Seperti yang dikatakan Lani, malam ini aku mengikuti pak Timbo untuk menemui warga yang sedang sakit itu ditemani oleh Puang Sanna, orang tua yang dulu membantu pak Timbo saat Puang Solle meninggal.

"Apa ngerangko lampa kunni mae?" tanya Puang Sanna. (Apa yang membawamu kemari?)

Walau bingun dengan pertanyaan beliau aku tetap menjawab. "Motoro," jawabku, karena saat ke desa ini aku memang mengendarai sepeda motor.

Pak Timbo dan Puang Sanna tertawa, lalu pak Timbo memperjelas pertanyaan Puang Sanna tadi, aku ikut tertawa canggung, ternyata aku salah tangkap maksud beliau.

"Saya penasaran dengan rumor tentang parakang yang beredar," jawabku jujur, untung saja Puang Sanna mengerti maksudku karena jika harus membahasnya menggunakan bahasa daerah sini, aku juga tak mengerti bagaimana cara mengungkapkannya. Aku hanya mengerti saat mereka bercerita tapi saat tiba giliranku untuk berbicara, aku bagaikan orang bodoh, tidak bisa berkata-kata.
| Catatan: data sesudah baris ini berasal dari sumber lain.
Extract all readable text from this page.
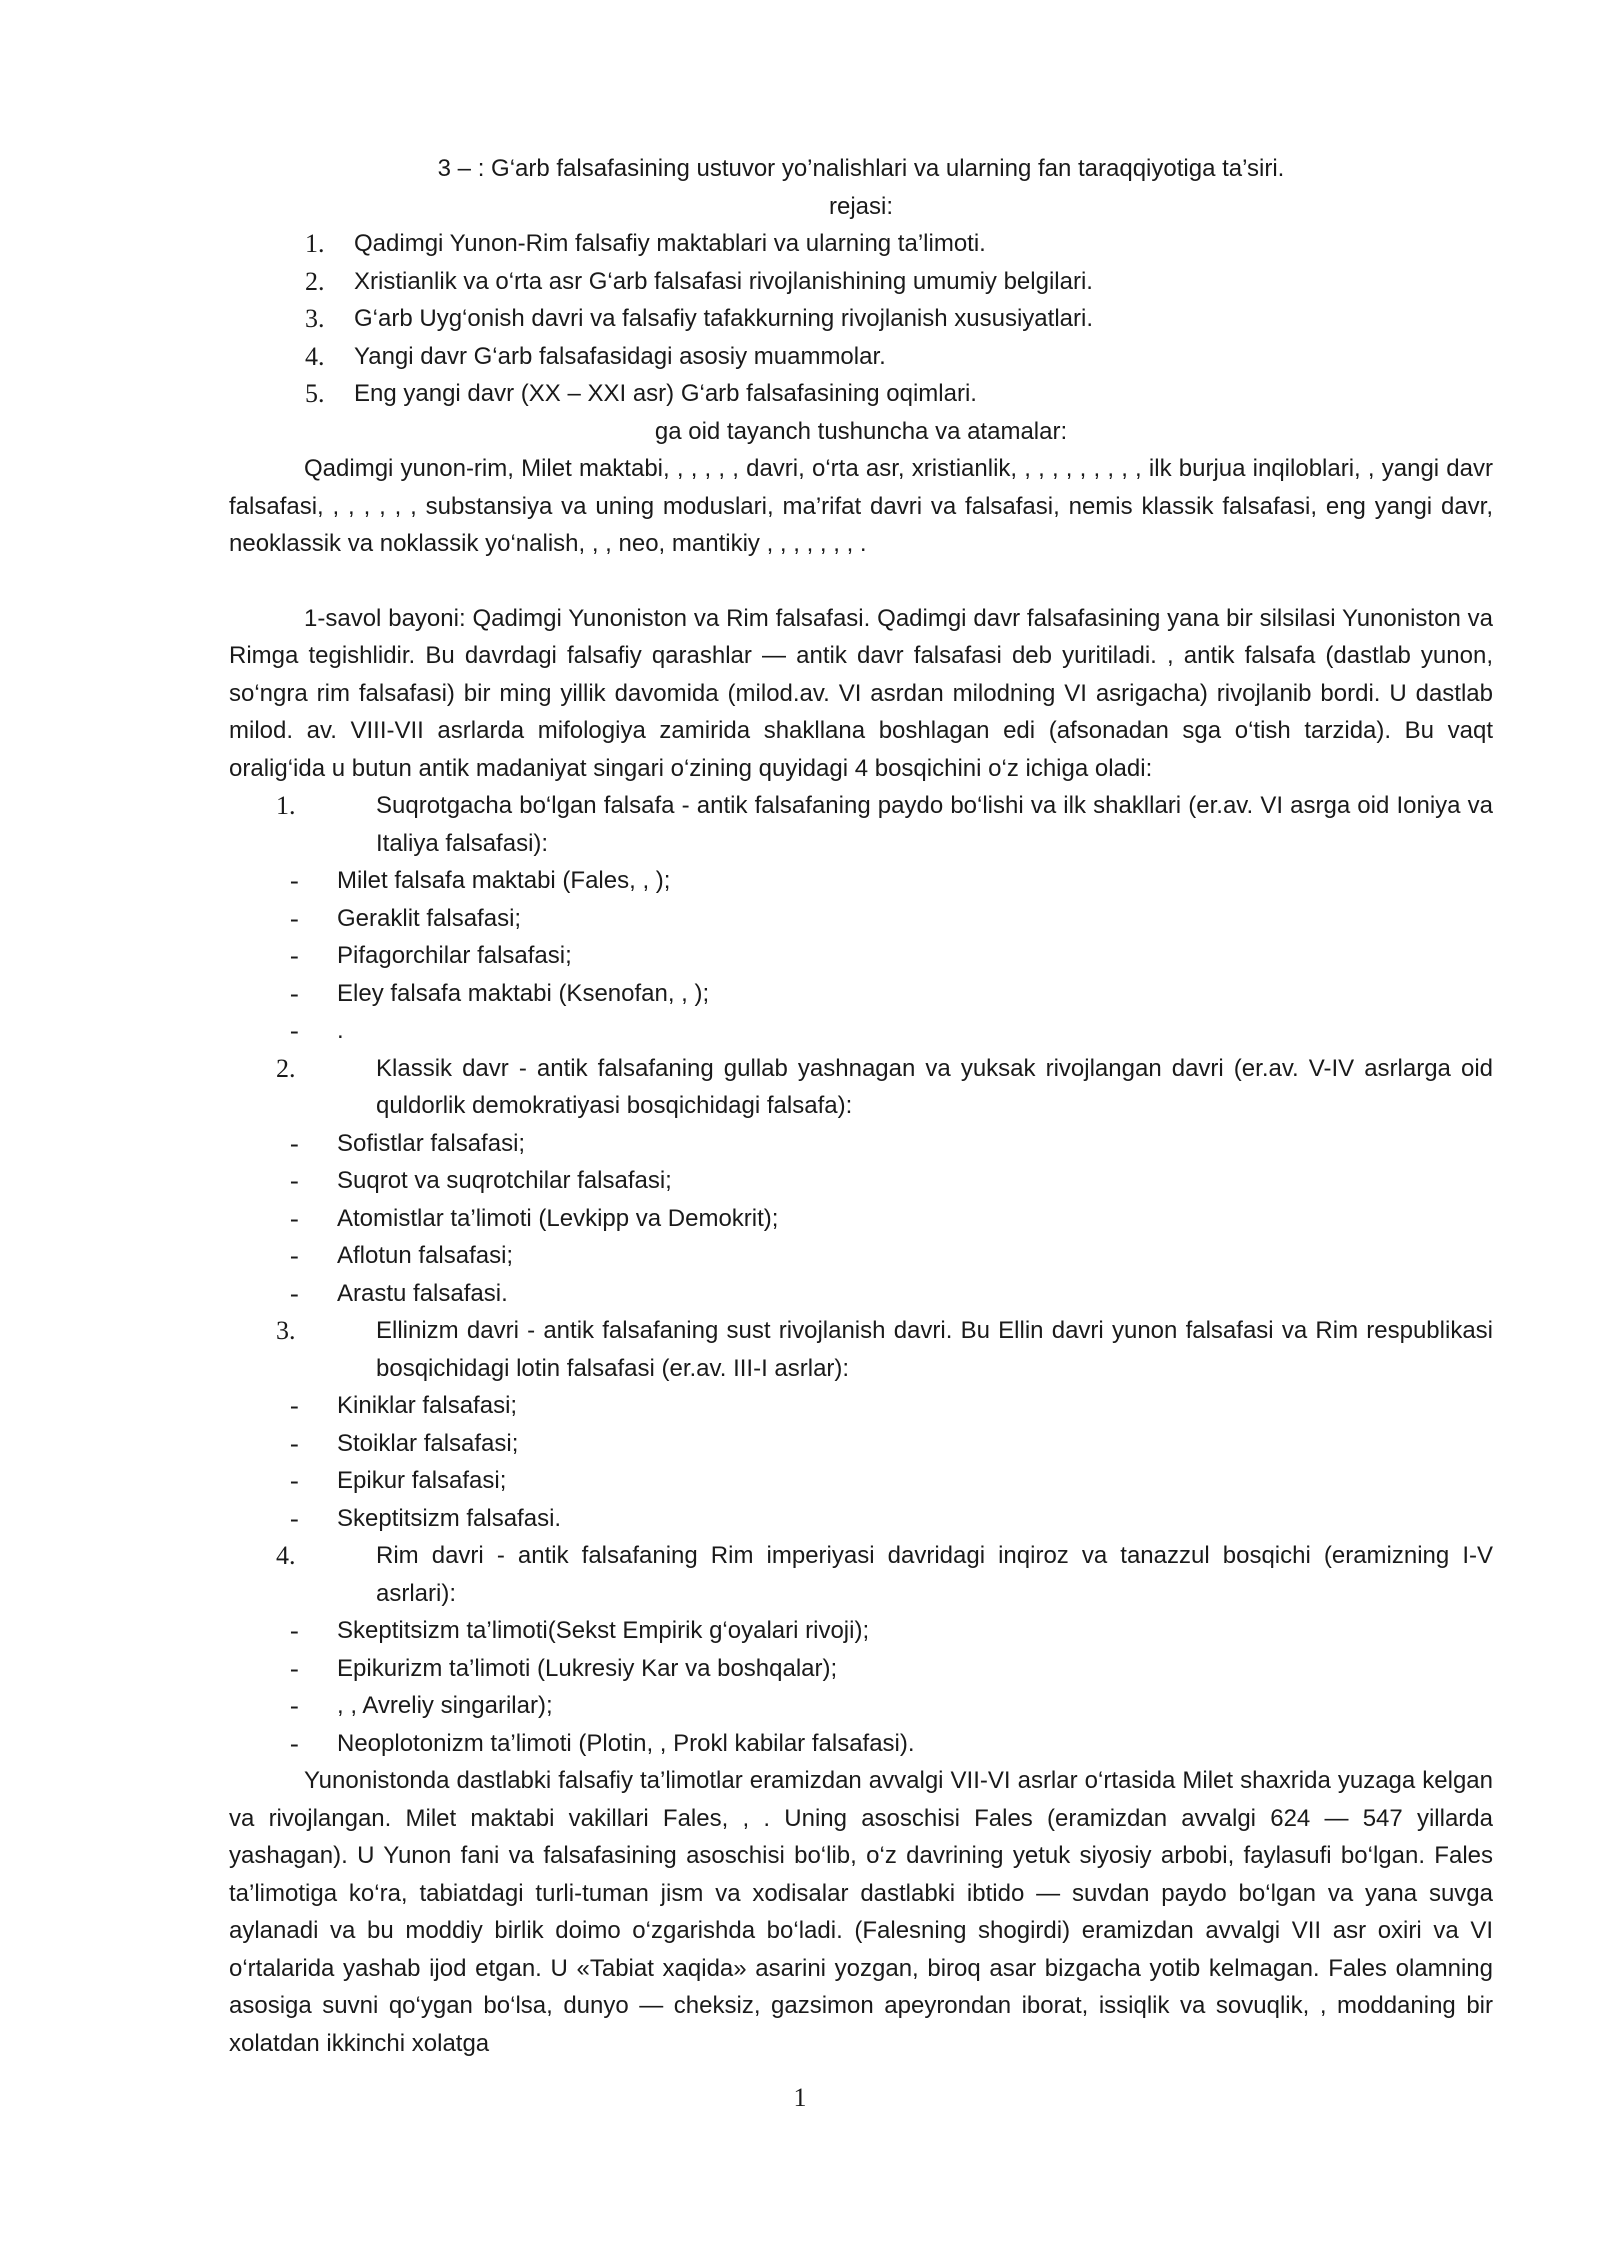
3 – : G‘arb falsafasining ustuvor yo’nalishlari va ularning fan taraqqiyotiga ta’siri.

rejasi:

1. Qadimgi Yunon-Rim falsafiy maktablari va ularning ta’limoti.
2. Xristianlik va o‘rta asr G‘arb falsafasi rivojlanishining umumiy belgilari.
3. G‘arb Uyg‘onish davri va falsafiy tafakkurning rivojlanish xususiyatlari.
4. Yangi davr G‘arb falsafasidagi asosiy muammolar.
5. Eng yangi davr (XX – XXI asr) G‘arb falsafasining oqimlari.

ga oid tayanch tushuncha va atamalar:

Qadimgi yunon-rim, Milet maktabi, , , , , , davri, o‘rta asr, xristianlik, , , , , , , , , , ilk burjua inqiloblari, , yangi davr falsafasi, , , , , , , substansiya va uning moduslari, ma’rifat davri va falsafasi, nemis klassik falsafasi, eng yangi davr, neoklassik va noklassik yo‘nalish, , , neo, mantikiy , , , , , , , .

1-savol bayoni: Qadimgi Yunoniston va Rim falsafasi. Qadimgi davr falsafasining yana bir silsilasi Yunoniston va Rimga tegishlidir. Bu davrdagi falsafiy qarashlar — antik davr falsafasi deb yuritiladi. , antik falsafa (dastlab yunon, so‘ngra rim falsafasi) bir ming yillik davomida (milod.av. VI asrdan milodning VI asrigacha) rivojlanib bordi. U dastlab milod. av. VIII-VII asrlarda mifologiya zamirida shakllana boshlagan edi (afsonadan sga o‘tish tarzida). Bu vaqt oralig‘ida u butun antik madaniyat singari o‘zining quyidagi 4 bosqichini o‘z ichiga oladi:

1.	Suqrotgacha bo‘lgan falsafa - antik falsafaning paydo bo‘lishi va ilk shakllari (er.av. VI asrga oid Ioniya va Italiya falsafasi):

- Milet falsafa maktabi (Fales, , );
- Geraklit falsafasi;
- Pifagorchilar falsafasi;
- Eley falsafa maktabi (Ksenofan, , );
- .

2.	Klassik davr - antik falsafaning gullab yashnagan va yuksak rivojlangan davri (er.av. V-IV asrlarga oid quldorlik demokratiyasi bosqichidagi falsafa):

- Sofistlar falsafasi;
- Suqrot va suqrotchilar falsafasi;
- Atomistlar ta’limoti (Levkipp va Demokrit);
- Aflotun falsafasi;
- Arastu falsafasi.

3.	Ellinizm davri - antik falsafaning sust rivojlanish davri. Bu Ellin davri yunon falsafasi va Rim respublikasi bosqichidagi lotin falsafasi (er.av. III-I asrlar):

- Kiniklar falsafasi;
- Stoiklar falsafasi;
- Epikur falsafasi;
- Skeptitsizm falsafasi.

4.	Rim davri - antik falsafaning Rim imperiyasi davridagi inqiroz va tanazzul bosqichi (eramizning I-V asrlari):

- Skeptitsizm ta’limoti(Sekst Empirik g‘oyalari rivoji);
- Epikurizm ta’limoti (Lukresiy Kar va boshqalar);
- , , Avreliy singarilar);
- Neoplotonizm ta’limoti (Plotin, , Prokl kabilar falsafasi).

Yunonistonda dastlabki falsafiy ta’limotlar eramizdan avvalgi VII-VI asrlar o‘rtasida Milet shaxrida yuzaga kelgan va rivojlangan. Milet maktabi vakillari Fales, , . Uning asoschisi Fales (eramizdan avvalgi 624 — 547 yillarda yashagan). U Yunon fani va falsafasining asoschisi bo‘lib, o‘z davrining yetuk siyosiy arbobi, faylasufi bo‘lgan. Fales ta’limotiga ko‘ra, tabiatdagi turli-tuman jism va xodisalar dastlabki ibtido — suvdan paydo bo‘lgan va yana suvga aylanadi va bu moddiy birlik doimo o‘zgarishda bo‘ladi. (Falesning shogirdi) eramizdan avvalgi VII asr oxiri va VI o‘rtalarida yashab ijod etgan. U «Tabiat xaqida» asarini yozgan, biroq asar bizgacha yotib kelmagan. Fales olamning asosiga suvni qo‘ygan bo‘lsa, dunyo — cheksiz, gazsimon apeyrondan iborat, issiqlik va sovuqlik, , moddaning bir xolatdan ikkinchi xolatga

1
"Toje injo nakua ya i Ani?" tanyanya. (Apakah yang dikatakan Ani itu benar?)

Lani atau yang akrab mereka sapa Ani ternyata sudah menceritakan maksudku. Aku tidak perlu menceritakan panjang lebar, cukup menjawab dengan anggukan pasti.

"Jako takkiniki punna lohe nutte nu mara-maraeng sallo." (Jangan kaget jika nanti kamu melihat banyak hal yang aneh)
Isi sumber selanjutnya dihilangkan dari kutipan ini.